On iPhoneography these days

· 487 words · 3 minute read

I took my iPhone 13 Pro along as my sole camera for a quick camping trip to Vernonia. I’ve only had the phone for a week and was pretty excited about its new RAW format.

I like the images I get out of it, but in a qualified sort of way that I’ve felt about iPhone photos for a little while now:

Computational photography is a wonder that can do some amazing things. I have to do a lot less work to get a nice image out of an iPhone in weird lighting conditions than I do with one of my Fujifilm cameras, especially when dynamic range is challenging.

A lot of the apparent magic makes sense when you consider that Apple’s engineers bias for one general display use case (screens) and probably put their thumb on the scales for tablets and phones. If I take one RAW photo with a Fujifilm (or some other “regular”) camera, and one with an iPhone, the iPhone photo will be more immediately useful for mobile sharing.
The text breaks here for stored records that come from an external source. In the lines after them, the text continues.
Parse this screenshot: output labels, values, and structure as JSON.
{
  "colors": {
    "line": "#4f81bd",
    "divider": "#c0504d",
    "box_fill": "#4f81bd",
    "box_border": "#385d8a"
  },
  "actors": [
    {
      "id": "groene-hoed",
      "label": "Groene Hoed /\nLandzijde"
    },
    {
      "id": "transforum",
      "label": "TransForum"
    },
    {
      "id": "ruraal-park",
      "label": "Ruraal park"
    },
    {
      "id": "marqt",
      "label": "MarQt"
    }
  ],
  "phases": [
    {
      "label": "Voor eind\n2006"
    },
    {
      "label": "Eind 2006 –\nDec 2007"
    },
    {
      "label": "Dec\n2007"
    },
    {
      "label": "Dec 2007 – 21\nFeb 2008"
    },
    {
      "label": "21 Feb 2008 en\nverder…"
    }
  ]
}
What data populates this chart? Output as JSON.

But I’ve held that iPhone pictures tend to fall apart when you try to work with them much. Fujifilm cameras also do some computational photography: The dynamic range settings on an X-series camera are all about applying variable ISO to different parts of the image to cajole blown highlights and crushed shadows into usefulness. But the effect is less noisy and messy than what you get on an iPhone when you take a closer look. For display on small screens, you know, whatever: By the time Instagram, Facebook, or Twitter are done forcing your images through compression, there’s probably not much difference (though I’ve been surprised when people pick out my Leica/full-crop images from a Facebook album).

But I do notice that iPhone images come out a little “crispier” on the edges from sharpening that doesn’t always work that well, and when the dynamic range is challenging there’s more mush and noise.
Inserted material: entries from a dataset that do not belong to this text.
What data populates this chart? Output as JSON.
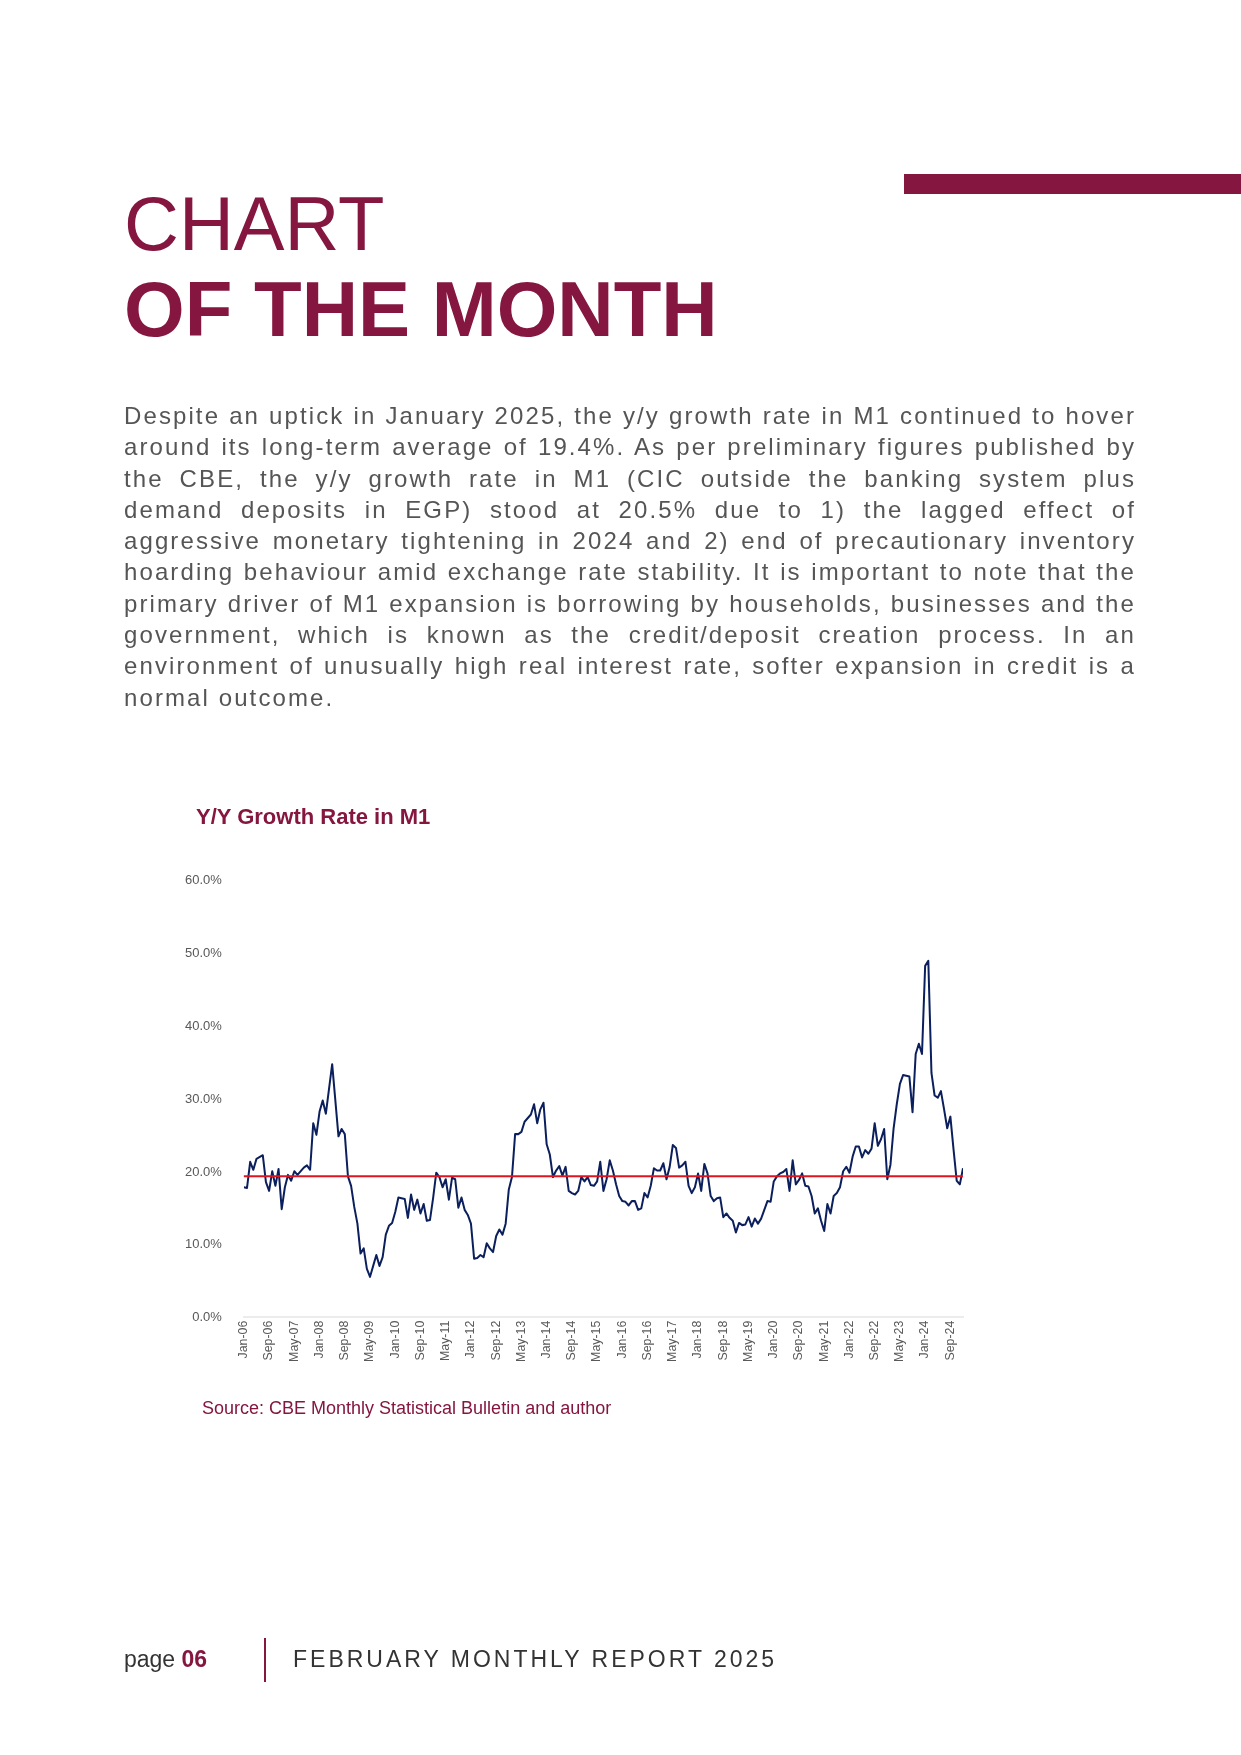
{
  "chart_data": {
    "type": "line",
    "title": "Y/Y Growth Rate in M1",
    "annotations": [
      "CHART",
      "OF THE MONTH",
      "Despite an uptick in January 2025, the y/y growth rate in M1 continued to hover around its long-term average of 19.4%. As per preliminary figures published by the CBE, the y/y growth rate in M1 (CIC outside the banking system plus demand deposits in EGP) stood at 20.5% due to 1) the lagged effect of aggressive monetary tightening in 2024 and 2) end of precautionary inventory hoarding behaviour amid exchange rate stability. It is important to note that the primary driver of M1 expansion is borrowing by households, businesses and the government, which is known as the credit/deposit creation process. In an environment of unusually high real interest rate, softer expansion in credit is a normal outcome.",
      "Source: CBE Monthly Statistical Bulletin and author",
      "page",
      "06",
      "FEBRUARY MONTHLY REPORT 2025"
    ],
    "series": [
      {
        "color": "#0b1f5c",
        "x": [
          "2006-01",
          "2006-02",
          "2006-03",
          "2006-04",
          "2006-05",
          "2006-07",
          "2006-08",
          "2006-09",
          "2006-10",
          "2006-11",
          "2006-12",
          "2007-01",
          "2007-02",
          "2007-03",
          "2007-04",
          "2007-05",
          "2007-06",
          "2007-08",
          "2007-09",
          "2007-10",
          "2007-11",
          "2007-12",
          "2008-01",
          "2008-02",
          "2008-03",
          "2008-05",
          "2008-07",
          "2008-08",
          "2008-09",
          "2008-10",
          "2008-11",
          "2008-12",
          "2009-01",
          "2009-02",
          "2009-03",
          "2009-04",
          "2009-05",
          "2009-06",
          "2009-07",
          "2009-08",
          "2009-09",
          "2009-10",
          "2009-11",
          "2009-12",
          "2010-01",
          "2010-02",
          "2010-04",
          "2010-05",
          "2010-06",
          "2010-07",
          "2010-08",
          "2010-09",
          "2010-10",
          "2010-11",
          "2010-12",
          "2011-01",
          "2011-02",
          "2011-03",
          "2011-04",
          "2011-05",
          "2011-06",
          "2011-07",
          "2011-08",
          "2011-09",
          "2011-10",
          "2011-11",
          "2011-12",
          "2012-01",
          "2012-02",
          "2012-03",
          "2012-04",
          "2012-05",
          "2012-06",
          "2012-07",
          "2012-08",
          "2012-09",
          "2012-10",
          "2012-11",
          "2012-12",
          "2013-01",
          "2013-02",
          "2013-03",
          "2013-04",
          "2013-05",
          "2013-06",
          "2013-08",
          "2013-09",
          "2013-10",
          "2013-11",
          "2013-12",
          "2014-01",
          "2014-02",
          "2014-03",
          "2014-04",
          "2014-05",
          "2014-06",
          "2014-07",
          "2014-08",
          "2014-09",
          "2014-10",
          "2014-11",
          "2014-12",
          "2015-01",
          "2015-02",
          "2015-03",
          "2015-04",
          "2015-05",
          "2015-06",
          "2015-07",
          "2015-08",
          "2015-09",
          "2015-10",
          "2015-11",
          "2015-12",
          "2016-01",
          "2016-02",
          "2016-03",
          "2016-04",
          "2016-05",
          "2016-06",
          "2016-07",
          "2016-08",
          "2016-09",
          "2016-10",
          "2016-11",
          "2016-12",
          "2017-01",
          "2017-02",
          "2017-03",
          "2017-04",
          "2017-05",
          "2017-06",
          "2017-07",
          "2017-08",
          "2017-09",
          "2017-10",
          "2017-11",
          "2017-12",
          "2018-01",
          "2018-02",
          "2018-03",
          "2018-04",
          "2018-05",
          "2018-06",
          "2018-07",
          "2018-08",
          "2018-09",
          "2018-10",
          "2018-11",
          "2018-12",
          "2019-01",
          "2019-02",
          "2019-03",
          "2019-04",
          "2019-05",
          "2019-06",
          "2019-07",
          "2019-08",
          "2019-09",
          "2019-10",
          "2019-11",
          "2019-12",
          "2020-01",
          "2020-02",
          "2020-03",
          "2020-04",
          "2020-05",
          "2020-06",
          "2020-07",
          "2020-08",
          "2020-09",
          "2020-10",
          "2020-11",
          "2020-12",
          "2021-01",
          "2021-02",
          "2021-03",
          "2021-04",
          "2021-05",
          "2021-06",
          "2021-07",
          "2021-08",
          "2021-09",
          "2021-10",
          "2021-11",
          "2021-12",
          "2022-01",
          "2022-02",
          "2022-03",
          "2022-04",
          "2022-05",
          "2022-06",
          "2022-07",
          "2022-08",
          "2022-09",
          "2022-10",
          "2022-11",
          "2022-12",
          "2023-01",
          "2023-02",
          "2023-03",
          "2023-04",
          "2023-05",
          "2023-06",
          "2023-07",
          "2023-08",
          "2023-09",
          "2023-10",
          "2023-11",
          "2023-12",
          "2024-01",
          "2024-02",
          "2024-03",
          "2024-04",
          "2024-05",
          "2024-06",
          "2024-07",
          "2024-08",
          "2024-09",
          "2024-10",
          "2024-11",
          "2024-12",
          "2025-01"
        ],
        "values": [
          17.9,
          17.8,
          21.4,
          20.3,
          21.8,
          22.3,
          18.6,
          17.4,
          20.1,
          18.1,
          20.4,
          14.9,
          17.9,
          19.6,
          18.8,
          20.1,
          19.6,
          20.6,
          20.9,
          20.3,
          26.7,
          25.1,
          28.3,
          29.8,
          28.0,
          34.8,
          24.9,
          25.9,
          25.2,
          19.4,
          18.1,
          15.2,
          12.9,
          8.8,
          9.5,
          6.7,
          5.6,
          7.1,
          8.6,
          7.1,
          8.3,
          11.4,
          12.6,
          13.0,
          14.5,
          16.5,
          16.3,
          13.7,
          16.9,
          14.8,
          16.2,
          14.3,
          15.6,
          13.3,
          13.4,
          16.4,
          19.9,
          19.3,
          17.9,
          19.0,
          16.2,
          19.2,
          19.0,
          15.1,
          16.5,
          14.8,
          14.1,
          12.9,
          8.1,
          8.2,
          8.6,
          8.3,
          10.2,
          9.5,
          9.0,
          11.2,
          12.1,
          11.4,
          12.9,
          17.6,
          19.3,
          25.2,
          25.2,
          25.5,
          26.9,
          27.9,
          29.3,
          26.7,
          28.6,
          29.5,
          23.8,
          22.4,
          19.3,
          20.2,
          20.8,
          19.5,
          20.7,
          17.4,
          17.1,
          16.9,
          17.4,
          19.3,
          18.7,
          19.3,
          18.2,
          18.1,
          18.7,
          21.4,
          17.4,
          19.0,
          21.6,
          20.2,
          18.3,
          16.7,
          16.0,
          15.9,
          15.4,
          16.0,
          16.0,
          14.8,
          15.0,
          17.1,
          16.5,
          18.1,
          20.5,
          20.2,
          20.2,
          21.2,
          19.0,
          20.7,
          23.7,
          23.3,
          20.6,
          20.9,
          21.4,
          18.1,
          17.1,
          17.9,
          19.8,
          17.4,
          21.1,
          19.8,
          16.7,
          16.0,
          16.4,
          16.5,
          13.8,
          14.3,
          13.7,
          13.3,
          11.7,
          13.0,
          12.7,
          12.8,
          13.8,
          12.5,
          13.6,
          12.9,
          13.6,
          14.8,
          16.0,
          15.9,
          18.7,
          19.4,
          19.8,
          20.0,
          20.4,
          17.4,
          21.6,
          18.3,
          18.9,
          19.8,
          18.1,
          18.0,
          16.7,
          14.3,
          15.0,
          13.3,
          11.9,
          15.6,
          14.3,
          16.7,
          17.1,
          17.9,
          20.1,
          20.7,
          19.9,
          22.1,
          23.5,
          23.5,
          22.0,
          23.0,
          22.5,
          23.2,
          26.7,
          23.6,
          24.5,
          25.9,
          19.0,
          21.0,
          26.0,
          29.3,
          32.1,
          33.3,
          33.2,
          33.1,
          28.2,
          36.2,
          37.6,
          36.2,
          48.3,
          49.0,
          33.6,
          30.5,
          30.2,
          31.1,
          28.6,
          26.0,
          27.6,
          23.1,
          18.8,
          18.3,
          20.5
        ]
      }
    ],
    "xlim": [
      "2006-01",
      "2025-01"
    ],
    "xticks": [
      {
        "value": "2006-01",
        "label": "Jan-06"
      },
      {
        "value": "2006-09",
        "label": "Sep-06"
      },
      {
        "value": "2007-05",
        "label": "May-07"
      },
      {
        "value": "2008-01",
        "label": "Jan-08"
      },
      {
        "value": "2008-09",
        "label": "Sep-08"
      },
      {
        "value": "2009-05",
        "label": "May-09"
      },
      {
        "value": "2010-01",
        "label": "Jan-10"
      },
      {
        "value": "2010-09",
        "label": "Sep-10"
      },
      {
        "value": "2011-05",
        "label": "May-11"
      },
      {
        "value": "2012-01",
        "label": "Jan-12"
      },
      {
        "value": "2012-09",
        "label": "Sep-12"
      },
      {
        "value": "2013-05",
        "label": "May-13"
      },
      {
        "value": "2014-01",
        "label": "Jan-14"
      },
      {
        "value": "2014-09",
        "label": "Sep-14"
      },
      {
        "value": "2015-05",
        "label": "May-15"
      },
      {
        "value": "2016-01",
        "label": "Jan-16"
      },
      {
        "value": "2016-09",
        "label": "Sep-16"
      },
      {
        "value": "2017-05",
        "label": "May-17"
      },
      {
        "value": "2018-01",
        "label": "Jan-18"
      },
      {
        "value": "2018-09",
        "label": "Sep-18"
      },
      {
        "value": "2019-05",
        "label": "May-19"
      },
      {
        "value": "2020-01",
        "label": "Jan-20"
      },
      {
        "value": "2020-09",
        "label": "Sep-20"
      },
      {
        "value": "2021-05",
        "label": "May-21"
      },
      {
        "value": "2022-01",
        "label": "Jan-22"
      },
      {
        "value": "2022-09",
        "label": "Sep-22"
      },
      {
        "value": "2023-05",
        "label": "May-23"
      },
      {
        "value": "2024-01",
        "label": "Jan-24"
      },
      {
        "value": "2024-09",
        "label": "Sep-24"
      }
    ],
    "ylim": [
      0,
      60
    ],
    "yticks": [
      {
        "value": 0,
        "label": "0.0%"
      },
      {
        "value": 10,
        "label": "10.0%"
      },
      {
        "value": 20,
        "label": "20.0%"
      },
      {
        "value": 30,
        "label": "30.0%"
      },
      {
        "value": 40,
        "label": "40.0%"
      },
      {
        "value": 50,
        "label": "50.0%"
      },
      {
        "value": 60,
        "label": "60.0%"
      }
    ],
    "ref_lines": [
      {
        "axis": "y",
        "value": 19.4,
        "color": "#e0141e"
      }
    ],
    "grid": false,
    "legend": false,
    "marker": "none",
    "line_style": "solid"
  }
}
I should probably burn the ink and paper to make a few 13x19 enlargements from this batch to see what I get. Maybe I won’t notice any meaningful difference, but some chunk of my photographs are destined to be prints so it’s a real use case for me.
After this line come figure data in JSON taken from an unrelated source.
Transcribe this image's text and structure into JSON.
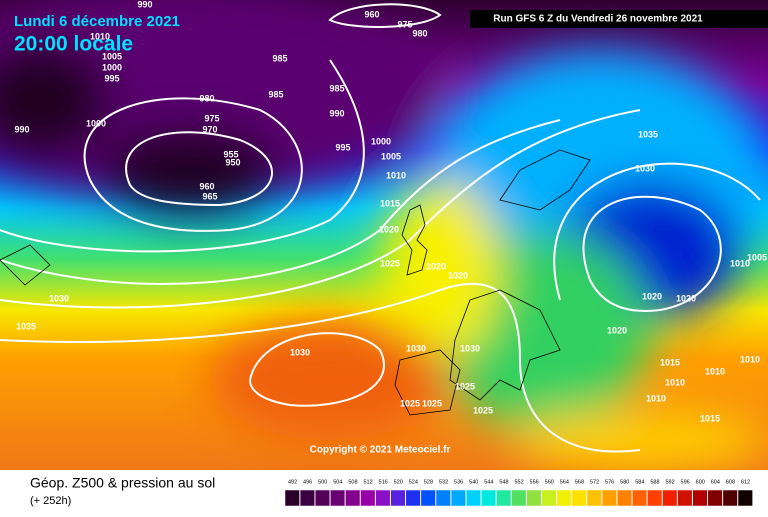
{
  "header": {
    "date": "Lundi 6 décembre 2021",
    "time": "20:00 locale",
    "run": "Run GFS 6 Z du Vendredi 26 novembre 2021"
  },
  "copyright": "Copyright © 2021 Meteociel.fr",
  "footer": {
    "title": "Géop. Z500 & pression au sol",
    "lead": "(+ 252h)"
  },
  "isobars": [
    990,
    960,
    975,
    980,
    1010,
    1005,
    1000,
    995,
    985,
    985,
    980,
    975,
    970,
    990,
    1000,
    985,
    990,
    995,
    1000,
    1005,
    1010,
    955,
    950,
    960,
    965,
    1015,
    1020,
    1025,
    1020,
    1020,
    1030,
    1035,
    1030,
    1030,
    1030,
    1025,
    1025,
    1025,
    1025,
    1035,
    1030,
    1010,
    1005,
    1020,
    1020,
    1020,
    1015,
    1010,
    1010,
    1010,
    1010,
    1015
  ],
  "legend": {
    "values": [
      492,
      496,
      500,
      504,
      508,
      512,
      516,
      520,
      524,
      528,
      532,
      536,
      540,
      544,
      548,
      552,
      556,
      560,
      564,
      568,
      572,
      576,
      580,
      584,
      588,
      592,
      596,
      600,
      604,
      608,
      612
    ],
    "colors": [
      "#2a0028",
      "#3c0040",
      "#520058",
      "#6a0072",
      "#82008c",
      "#9a00a8",
      "#8a10c8",
      "#5a20e0",
      "#2030f0",
      "#0050ff",
      "#0080ff",
      "#00a8ff",
      "#00d0ff",
      "#00e8e0",
      "#20e8a0",
      "#50e060",
      "#90e040",
      "#c8f020",
      "#f0f000",
      "#ffe000",
      "#ffc000",
      "#ffa000",
      "#ff8000",
      "#ff6000",
      "#ff4000",
      "#f02000",
      "#d01000",
      "#b00000",
      "#800000",
      "#500000",
      "#100000"
    ]
  }
}
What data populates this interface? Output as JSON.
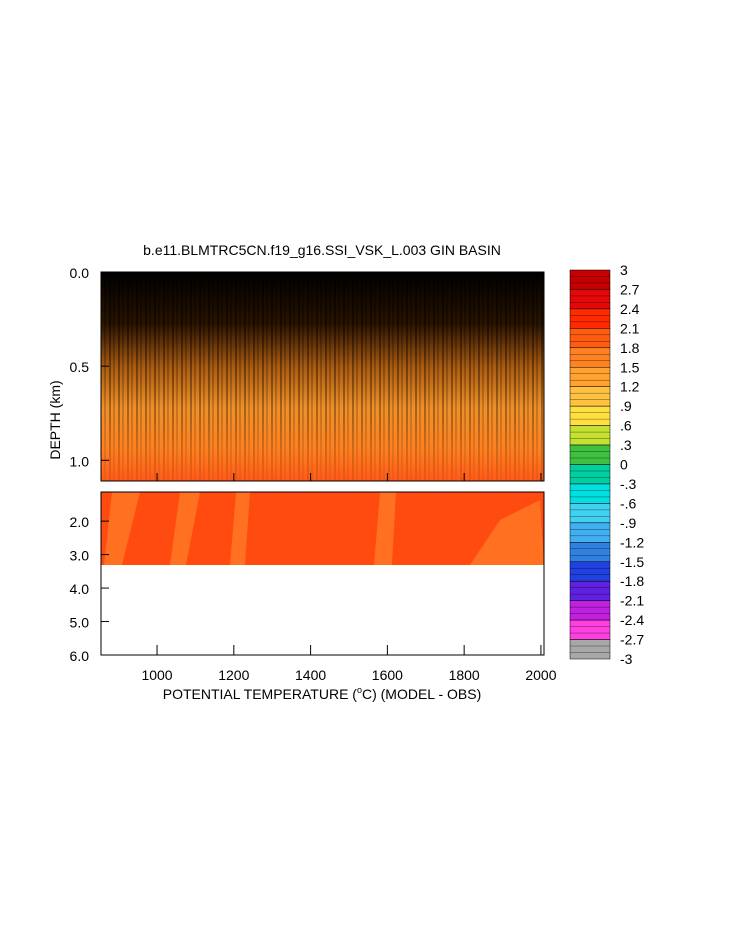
{
  "chart_data": {
    "type": "contour",
    "title": "b.e11.BLMTRC5CN.f19_g16.SSI_VSK_L.003 GIN BASIN",
    "xlabel": "POTENTIAL TEMPERATURE (",
    "xlabel_unit": "o",
    "xlabel_tail": "C) (MODEL - OBS)",
    "ylabel": "DEPTH (km)",
    "xlim": [
      854,
      2008
    ],
    "xticks": [
      1000,
      1200,
      1400,
      1600,
      1800,
      2000
    ],
    "ylim": [
      0,
      1.11
    ],
    "yticks": [
      {
        "value": 0,
        "label": "0.0"
      },
      {
        "value": 0.5,
        "label": "0.5"
      },
      {
        "value": 1,
        "label": "1.0"
      }
    ],
    "y2lim": [
      1.13,
      6
    ],
    "y2ticks": [
      {
        "value": 2,
        "label": "2.0"
      },
      {
        "value": 3,
        "label": "3.0"
      },
      {
        "value": 4,
        "label": "4.0"
      },
      {
        "value": 5,
        "label": "5.0"
      },
      {
        "value": 6,
        "label": "6.0"
      }
    ],
    "levels": [
      3,
      2.7,
      2.4,
      2.1,
      1.8,
      1.5,
      1.2,
      {
        "value": 0.9,
        "label": ".9"
      },
      {
        "value": 0.6,
        "label": ".6"
      },
      {
        "value": 0.3,
        "label": ".3"
      },
      0,
      {
        "value": -0.3,
        "label": "-.3"
      },
      {
        "value": -0.6,
        "label": "-.6"
      },
      {
        "value": -0.9,
        "label": "-.9"
      },
      -1.2,
      -1.5,
      -1.8,
      -2.1,
      -2.4,
      -2.7,
      -3
    ],
    "colors": [
      "#c40000",
      "#e40808",
      "#ff2a00",
      "#ff5c12",
      "#ff8222",
      "#ffa232",
      "#ffc240",
      "#ffe040",
      "#c4e030",
      "#40c040",
      "#00d0a0",
      "#00e0e0",
      "#40d0f0",
      "#40b0f0",
      "#3080e0",
      "#2040e0",
      "#6020e0",
      "#c020e0",
      "#ff40e0",
      "#a8a8a8"
    ]
  }
}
I also think that from a “most people” point of view, I’m not sure how it is that there’s a low- or medium-tier fixed lens camera market anymore. Like, anything south of a Canon PowerShot G-series just doesn’t seem to make a lot of sense unless it’s one of those super-zooms. The iPhone seems to be plenty.

That said, I think there’s a level of mobile photography triumphalism that remains misplaced. I like the pictures I got this morning, but not so much that I’ll hand my travel photography over to a phone. My Fujifilm cameras are purpose- made picture taking machines with a vastly deeper amount of control and much more versatile output.